I love writing my synopsis before I write the book itself for a few reasons, as detailed in this post.
For our purposes today, suffice it to say the synopsis can be yet another stepping stone to figuring out what details matter to your story and what do not. This doesn’t need to be a full blown synopsis if that’s not helpful to you, but it’s a great way to explore character motivations, potential plot twists, and other elements that are critical to a story that “works.” We’ll talk more about those in part two!
Can you relate to the struggle of my writer friend? Is it tough for you to know if your story works as a whole?
Such an interesting post. I love the freedom you allow yourself to figure out the process that works for you.
That’s because I don’t like being bossed around, and I figure none of you savvy readers of Go Teen Writers like it either!
This is great! I definitely can relate to what she’s saying. Thanks, Stephanie! Can’t wait for the rest of the series.
Thank you, Maddie! I think it’s going to really help ME to clarify my editorial process, so hopefully it’s a win for us all!
Oooh, this is great! I think I’ll try this, because I’ve got a book to edit and I have no idea how I’m going to do it (it was the second novel I ever wrote, of course it’s pretty messy). When it comes to writing first drafts, though, I’m a hardcore pantser. 😀
I was a hardcore pantser for a number of years too! I used to do all the techniques mentioned in this post AFTER my first draft, but eventually switched up my order of operations. I think it’s best to find what works well for you!
As someone who writes ridiculously long books with probably too many subplots, this was SO helpful! I LOVE the idea of describing the story in one sentence, and forever keeping that the core focus of the book. Such a simple but powerful concept.
Thank you so much for sharing! Looking forward to the next part!
Christine, I know these guidelines are easier for some styles of books than others.

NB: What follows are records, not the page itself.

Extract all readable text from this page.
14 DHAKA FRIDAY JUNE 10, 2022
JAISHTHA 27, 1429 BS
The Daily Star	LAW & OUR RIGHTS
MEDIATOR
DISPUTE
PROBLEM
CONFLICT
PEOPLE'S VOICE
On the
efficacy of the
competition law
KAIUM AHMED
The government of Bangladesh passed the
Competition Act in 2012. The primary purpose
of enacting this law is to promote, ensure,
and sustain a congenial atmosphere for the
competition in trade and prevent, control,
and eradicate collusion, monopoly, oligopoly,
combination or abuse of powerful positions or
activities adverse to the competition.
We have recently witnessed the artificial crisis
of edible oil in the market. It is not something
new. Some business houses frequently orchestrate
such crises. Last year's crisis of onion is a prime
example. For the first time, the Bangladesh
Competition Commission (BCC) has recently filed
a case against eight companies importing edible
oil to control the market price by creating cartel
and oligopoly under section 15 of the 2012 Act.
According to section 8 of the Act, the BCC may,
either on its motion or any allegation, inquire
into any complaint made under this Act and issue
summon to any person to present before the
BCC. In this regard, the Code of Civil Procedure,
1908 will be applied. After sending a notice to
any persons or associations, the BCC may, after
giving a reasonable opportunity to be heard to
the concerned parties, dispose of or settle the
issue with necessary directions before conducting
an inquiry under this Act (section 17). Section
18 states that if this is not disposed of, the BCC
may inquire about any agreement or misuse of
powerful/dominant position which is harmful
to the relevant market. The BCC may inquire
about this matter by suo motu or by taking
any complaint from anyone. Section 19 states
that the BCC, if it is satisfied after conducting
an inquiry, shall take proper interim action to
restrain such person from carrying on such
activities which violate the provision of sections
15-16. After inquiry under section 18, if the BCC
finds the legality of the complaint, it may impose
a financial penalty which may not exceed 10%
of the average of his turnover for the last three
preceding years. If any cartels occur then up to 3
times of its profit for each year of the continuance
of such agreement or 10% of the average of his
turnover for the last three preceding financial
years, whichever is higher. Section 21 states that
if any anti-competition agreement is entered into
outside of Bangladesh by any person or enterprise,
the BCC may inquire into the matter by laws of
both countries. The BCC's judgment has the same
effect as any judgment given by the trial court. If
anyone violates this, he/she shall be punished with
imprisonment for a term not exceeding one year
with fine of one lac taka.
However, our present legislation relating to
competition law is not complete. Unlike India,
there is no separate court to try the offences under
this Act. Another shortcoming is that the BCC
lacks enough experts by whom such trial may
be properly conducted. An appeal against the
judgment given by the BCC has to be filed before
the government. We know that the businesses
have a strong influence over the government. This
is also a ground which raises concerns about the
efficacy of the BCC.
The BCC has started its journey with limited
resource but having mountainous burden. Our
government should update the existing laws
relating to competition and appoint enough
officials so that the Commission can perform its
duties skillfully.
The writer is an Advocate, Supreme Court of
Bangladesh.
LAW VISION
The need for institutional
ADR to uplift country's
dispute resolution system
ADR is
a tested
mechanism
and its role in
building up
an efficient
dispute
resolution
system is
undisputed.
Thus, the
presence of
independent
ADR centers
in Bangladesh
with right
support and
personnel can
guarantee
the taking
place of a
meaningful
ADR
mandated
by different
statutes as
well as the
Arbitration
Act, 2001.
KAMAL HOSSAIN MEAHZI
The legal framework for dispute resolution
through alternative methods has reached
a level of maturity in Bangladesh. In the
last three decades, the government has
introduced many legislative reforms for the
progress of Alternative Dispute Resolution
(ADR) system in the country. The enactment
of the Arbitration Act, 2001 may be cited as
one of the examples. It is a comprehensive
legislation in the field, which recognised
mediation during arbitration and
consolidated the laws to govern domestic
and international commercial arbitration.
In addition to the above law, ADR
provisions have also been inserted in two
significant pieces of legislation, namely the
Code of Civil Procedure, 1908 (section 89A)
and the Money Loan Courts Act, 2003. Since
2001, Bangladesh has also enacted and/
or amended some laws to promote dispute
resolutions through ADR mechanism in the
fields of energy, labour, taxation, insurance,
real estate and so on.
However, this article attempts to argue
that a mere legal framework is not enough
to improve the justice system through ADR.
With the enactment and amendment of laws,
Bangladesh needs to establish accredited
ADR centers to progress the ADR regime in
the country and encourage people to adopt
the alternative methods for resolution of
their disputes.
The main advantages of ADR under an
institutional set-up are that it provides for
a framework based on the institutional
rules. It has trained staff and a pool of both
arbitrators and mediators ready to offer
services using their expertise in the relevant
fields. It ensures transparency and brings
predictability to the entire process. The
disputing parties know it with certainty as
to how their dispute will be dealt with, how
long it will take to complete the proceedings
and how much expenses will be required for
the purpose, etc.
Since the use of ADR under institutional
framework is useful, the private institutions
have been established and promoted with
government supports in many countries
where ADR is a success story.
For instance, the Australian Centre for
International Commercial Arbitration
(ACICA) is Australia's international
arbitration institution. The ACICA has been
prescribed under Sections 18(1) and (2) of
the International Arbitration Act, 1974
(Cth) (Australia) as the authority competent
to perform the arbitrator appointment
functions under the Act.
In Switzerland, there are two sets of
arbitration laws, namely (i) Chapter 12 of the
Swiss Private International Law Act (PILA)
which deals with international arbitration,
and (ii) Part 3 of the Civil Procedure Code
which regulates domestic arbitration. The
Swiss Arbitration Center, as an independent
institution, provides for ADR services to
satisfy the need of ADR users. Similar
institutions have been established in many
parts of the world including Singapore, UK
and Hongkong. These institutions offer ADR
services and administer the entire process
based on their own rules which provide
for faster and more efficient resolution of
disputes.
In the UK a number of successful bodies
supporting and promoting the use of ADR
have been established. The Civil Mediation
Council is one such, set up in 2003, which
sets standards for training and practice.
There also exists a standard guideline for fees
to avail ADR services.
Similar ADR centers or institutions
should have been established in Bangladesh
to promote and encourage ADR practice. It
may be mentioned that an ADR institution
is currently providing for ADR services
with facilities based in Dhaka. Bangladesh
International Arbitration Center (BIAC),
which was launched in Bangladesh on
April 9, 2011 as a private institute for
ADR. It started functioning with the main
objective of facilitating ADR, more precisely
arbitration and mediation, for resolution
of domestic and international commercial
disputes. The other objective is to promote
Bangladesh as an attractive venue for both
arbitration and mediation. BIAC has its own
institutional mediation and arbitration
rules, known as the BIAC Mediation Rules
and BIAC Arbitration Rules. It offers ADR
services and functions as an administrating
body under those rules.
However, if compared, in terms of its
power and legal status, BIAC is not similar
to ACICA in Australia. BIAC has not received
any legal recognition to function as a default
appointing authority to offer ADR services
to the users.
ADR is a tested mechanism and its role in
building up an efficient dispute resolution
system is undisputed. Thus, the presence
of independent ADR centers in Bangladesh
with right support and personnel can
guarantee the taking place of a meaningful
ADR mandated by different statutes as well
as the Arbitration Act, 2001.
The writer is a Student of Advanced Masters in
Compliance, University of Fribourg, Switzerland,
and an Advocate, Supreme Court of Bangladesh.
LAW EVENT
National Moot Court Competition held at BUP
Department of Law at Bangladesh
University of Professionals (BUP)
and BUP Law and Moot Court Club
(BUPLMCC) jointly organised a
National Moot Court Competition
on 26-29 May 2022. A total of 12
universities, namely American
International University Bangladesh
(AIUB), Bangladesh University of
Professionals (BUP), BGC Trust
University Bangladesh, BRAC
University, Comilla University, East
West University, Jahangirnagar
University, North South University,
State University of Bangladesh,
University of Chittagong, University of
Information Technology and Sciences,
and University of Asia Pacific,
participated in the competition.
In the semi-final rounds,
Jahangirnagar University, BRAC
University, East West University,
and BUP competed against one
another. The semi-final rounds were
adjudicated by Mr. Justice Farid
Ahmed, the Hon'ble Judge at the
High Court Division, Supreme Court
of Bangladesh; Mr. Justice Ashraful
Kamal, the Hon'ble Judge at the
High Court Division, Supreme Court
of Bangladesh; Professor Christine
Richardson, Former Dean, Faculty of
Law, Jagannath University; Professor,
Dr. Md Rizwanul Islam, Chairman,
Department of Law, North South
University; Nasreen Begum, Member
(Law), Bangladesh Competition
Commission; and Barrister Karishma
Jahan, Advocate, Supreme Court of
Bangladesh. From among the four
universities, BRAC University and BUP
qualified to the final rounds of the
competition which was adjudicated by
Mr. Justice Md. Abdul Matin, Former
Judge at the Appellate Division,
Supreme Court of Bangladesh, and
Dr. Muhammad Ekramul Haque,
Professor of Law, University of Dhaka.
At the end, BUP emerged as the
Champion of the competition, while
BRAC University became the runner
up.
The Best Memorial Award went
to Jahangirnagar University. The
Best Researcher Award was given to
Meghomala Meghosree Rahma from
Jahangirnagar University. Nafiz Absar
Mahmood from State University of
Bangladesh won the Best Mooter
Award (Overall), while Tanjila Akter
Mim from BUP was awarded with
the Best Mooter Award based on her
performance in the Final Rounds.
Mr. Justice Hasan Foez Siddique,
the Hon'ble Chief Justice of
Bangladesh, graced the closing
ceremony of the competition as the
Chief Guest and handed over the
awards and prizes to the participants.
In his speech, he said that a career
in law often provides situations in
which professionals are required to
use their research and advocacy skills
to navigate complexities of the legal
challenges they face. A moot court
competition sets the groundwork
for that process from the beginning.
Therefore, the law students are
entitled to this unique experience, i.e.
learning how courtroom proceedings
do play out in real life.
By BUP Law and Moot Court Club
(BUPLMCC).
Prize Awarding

Figuring out the main character/main plot for a 200,000 word epic fantasy that by nature has many, many subplots is much trickier than figuring it out for a 75,000 contemporary novel with one POV. I hope my suggestions are helpful when you try to apply them to your own books!
Very interesting! I tend to write shorter stuff, so I’ve actually never had to cut away but add scenes to my books. Though in the book I’m currently working on I’m clipping scenes a bit and rearranging scenes around. So I’ve actually been thinking about this a little. In fact I was telling a friend how I was finally realizing something about scenes. Every scene had to move the story toward the goal (the ending) and if it didn’t then it was trash – I was beta reading something and that’s what I realized was wrong with the other novel; full of good scenes that went nowhere. Looking forward to the other posts in this series!
keturahskorner.blogspot.com
I think it’s nearly always easier to identify those things in somebody else’s book! It’s a hidden perk of beta reading, because you can apply what you learned to your own stories!
Spot on advice! Can totally relate, as I am revising my curt WIP right now!
Totallyoff topic, but I am so excited, I have to tell someone! My copy of Go Teen Writers: Edit Your Novel JUST CAME IN THE MAIL!!!! Thank you so much for writing it!
YAY, RYANA! I hope the book is helpful to you for many years and stories to come!
I feel like this is something I struggle with a lot! Especially because I love books with multiple complex plots that all end up coming together at the end, so it’s even harder to keep my trees from turning into bushes given the kinds of stories I write. I’ll definitely be coming back to this later!
Eleanor | On the Other Side of Reality
Yes, Eleanor, it can be so hard when you’re the type of writer who gravitates toward those complex plots. I believe in you!